Nine years in practice. Still figuring things out.

I came to coaching from organizational development. Spent several years inside a mid-size company trying to help teams work better, and at some point realized the work I cared most about was happening one-on-one, in the conversations that didn't fit into the training programmes or the leadership frameworks. I left, got certified, and built a solo practice. That was nine years ago.

I work with 12 to 15 clients at a time. Mostly mid-level leaders moving into senior leadership for the first time, the ones where the job changes faster than their mental model of the job. A few founder clients. Solo practice, always has been. I decided early on that scaling meant either doing worse work or managing people, and I wasn't interested in either.

What this site is

Coaching Briefs is where I document the parts of running a coaching practice that don't show up in the coaching training. The admin. The systems. The tools. The templates I've built and refined over nine years and what I've changed and why.

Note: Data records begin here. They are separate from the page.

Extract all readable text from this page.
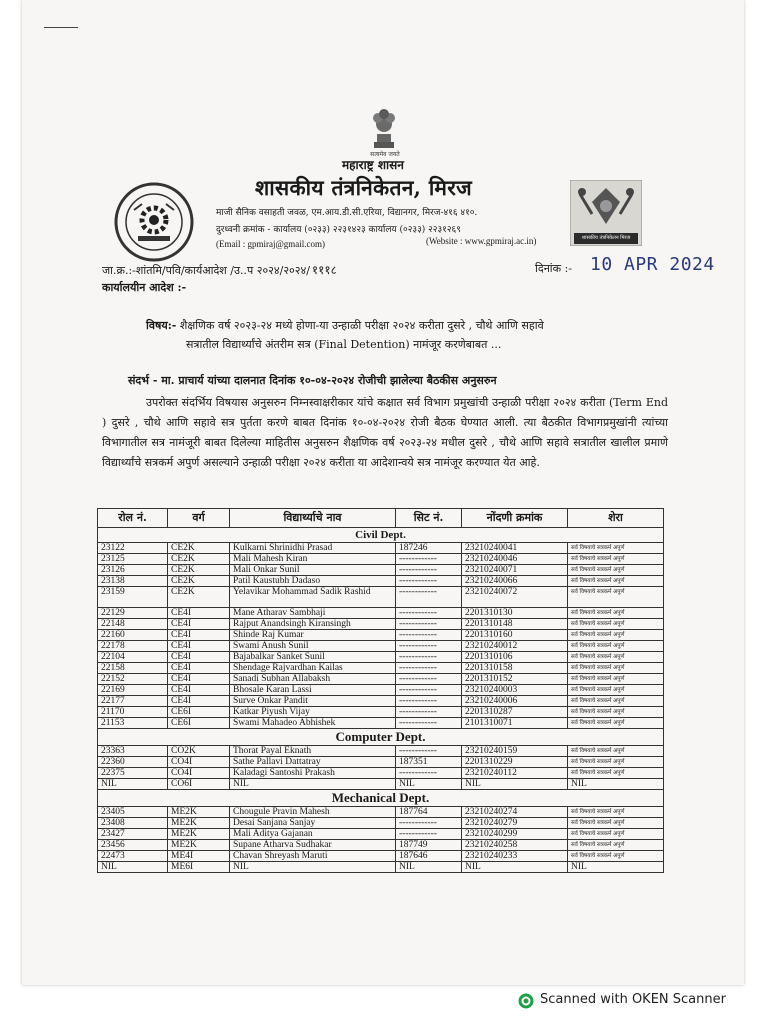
सत्यमेव जयते
शासकीय तंत्रनिकेतन मिरज
महाराष्ट्र शासन
शासकीय तंत्रनिकेतन, मिरज
माजी सैनिक वसाहती जवळ, एम.आय.डी.सी.एरिया, विद्यानगर, मिरज-४१६ ४१०.
दुरध्वनी क्रमांक - कार्यालय (०२३३) २२३१४२३ कार्यालय (०२३३) २२३१२६९
(Email : gpmiraj@gmail.com)	(Website : www.gpmiraj.ac.in)
जा.क्र.:-शांतमि/पवि/कार्यआदेश /उ..प २०२४/२०२४/ १११८	दिनांक :- 10 APR 2024
कार्यालयीन आदेश :-
विषय:- शैक्षणिक वर्ष २०२३-२४ मध्ये होणा-या उन्हाळी परीक्षा २०२४ करीता दुसरे , चौथे आणि सहावे
सत्रातील विद्यार्थ्यांचे अंतरीम सत्र (Final Detention) नामंजूर करणेबाबत ...
संदर्भ - मा. प्राचार्य यांच्या दालनात दिनांक १०-०४-२०२४ रोजीची झालेल्या बैठकीस अनुसरुन
उपरोक्त संदर्भिय विषयास अनुसरुन निम्नस्वाक्षरीकार यांचे कक्षात सर्व विभाग प्रमुखांची उन्हाळी परीक्षा २०२४ करीता (Term End ) दुसरे , चौथे आणि सहावे सत्र पुर्तता करणे बाबत दिनांक १०-०४-२०२४ रोजी बैठक घेण्यात आली. त्या बैठकीत विभागप्रमुखांनी त्यांच्या विभागातील सत्र नामंजूरी बाबत दिलेल्या माहितीस अनुसरुन शैक्षणिक वर्ष २०२३-२४ मधील दुसरे , चौथे आणि सहावे सत्रातील खालील प्रमाणे विद्यार्थ्यांचे सत्रकर्म अपुर्ण असल्याने उन्हाळी परीक्षा २०२४ करीता या आदेशान्वये सत्र नामंजूर करण्यात येत आहे.
रोल नं.	वर्ग	विद्यार्थ्याचे नाव	सिट नं.	नोंदणी क्रमांक	शेरा
Civil Dept.					
23122	CE2K	Kulkarni Shrinidhi Prasad	187246	23210240041	सर्व विषयाचे सत्रकर्म अपुर्ण
23125	CE2K	Mali Mahesh Kiran	------------	23210240046	सर्व विषयाचे सत्रकर्म अपुर्ण
23126	CE2K	Mali Onkar Sunil	------------	23210240071	सर्व विषयाचे सत्रकर्म अपुर्ण
23138	CE2K	Patil Kaustubh Dadaso	------------	23210240066	सर्व विषयाचे सत्रकर्म अपुर्ण
23159	CE2K	Yelavikar Mohammad Sadik Rashid	------------	23210240072	सर्व विषयाचे सत्रकर्म अपुर्ण
22129	CE4I	Mane Atharav Sambhaji	------------	2201310130	सर्व विषयाचे सत्रकर्म अपुर्ण
22148	CE4I	Rajput Anandsingh Kiransingh	------------	2201310148	सर्व विषयाचे सत्रकर्म अपुर्ण
22160	CE4I	Shinde Raj Kumar	------------	2201310160	सर्व विषयाचे सत्रकर्म अपुर्ण
22178	CE4I	Swami Anush Sunil	------------	23210240012	सर्व विषयाचे सत्रकर्म अपुर्ण
22104	CE4I	Bajabalkar Sanket Sunil	------------	2201310106	सर्व विषयाचे सत्रकर्म अपुर्ण
22158	CE4I	Shendage Rajvardhan Kailas	------------	2201310158	सर्व विषयाचे सत्रकर्म अपुर्ण
22152	CE4I	Sanadi Subhan Allabaksh	------------	2201310152	सर्व विषयाचे सत्रकर्म अपुर्ण
22169	CE4I	Bhosale Karan Lassi	------------	23210240003	सर्व विषयाचे सत्रकर्म अपुर्ण
22177	CE4I	Surve Onkar Pandit	------------	23210240006	सर्व विषयाचे सत्रकर्म अपुर्ण
21170	CE6I	Katkar Piyush Vijay	------------	2201310287	सर्व विषयाचे सत्रकर्म अपुर्ण
21153	CE6I	Swami Mahadeo Abhishek	------------	2101310071	सर्व विषयाचे सत्रकर्म अपुर्ण
Computer Dept.					
23363	CO2K	Thorat Payal Eknath	------------	23210240159	सर्व विषयाचे सत्रकर्म अपुर्ण
22360	CO4I	Sathe Pallavi Dattatray	187351	2201310229	सर्व विषयाचे सत्रकर्म अपुर्ण
22375	CO4I	Kaladagi Santoshi Prakash	------------	23210240112	सर्व विषयाचे सत्रकर्म अपुर्ण
NIL	CO6I	NIL	NIL	NIL	NIL
Mechanical Dept.					
23405	ME2K	Chougule Pravin Mahesh	187764	23210240274	सर्व विषयाचे सत्रकर्म अपुर्ण
23408	ME2K	Desai Sanjana Sanjay	------------	23210240279	सर्व विषयाचे सत्रकर्म अपुर्ण
23427	ME2K	Mali Aditya Gajanan	------------	23210240299	सर्व विषयाचे सत्रकर्म अपुर्ण
23456	ME2K	Supane Atharva Sudhakar	187749	23210240258	सर्व विषयाचे सत्रकर्म अपुर्ण
22473	ME4I	Chavan Shreyash Maruti	187646	23210240233	सर्व विषयाचे सत्रकर्म अपुर्ण
NIL	ME6I	NIL	NIL	NIL	NIL
Scanned with OKEN Scanner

A few years ago I started using AI seriously in my practice. Not AI coaching, not chatbots, not anything client-facing. I use it the way I use Notion: as infrastructure. To process session notes faster, to analyze feedback patterns across multiple clients, to draft the custom sections of working agreements, to prepare for sessions more thoroughly than I could on my own. I named my Claude setup Margaret, after a supervisor I had early in my career who was meticulous and direct and never wasted words. It felt right.

Most of the writing on AI for coaches is either breathlessly excited about AI coaching platforms or written by people who don't run a coaching practice. I write about what I actually use, at the level of detail that's actually useful.

What this site is not

The coaching relationship is irreducibly human. What AI is good at is the overhead that has nothing to do with that relationship and used to take up a lot of my Sundays.

Why I write here

Partly because I learn by writing, and putting a workflow into words makes me think harder about whether it actually works. Partly because when I started out I spent a lot of time looking for practical documentation from working coaches and mostly found either very generic advice or very polished case studies that omitted all the texture. I'm trying to write the thing I was looking for.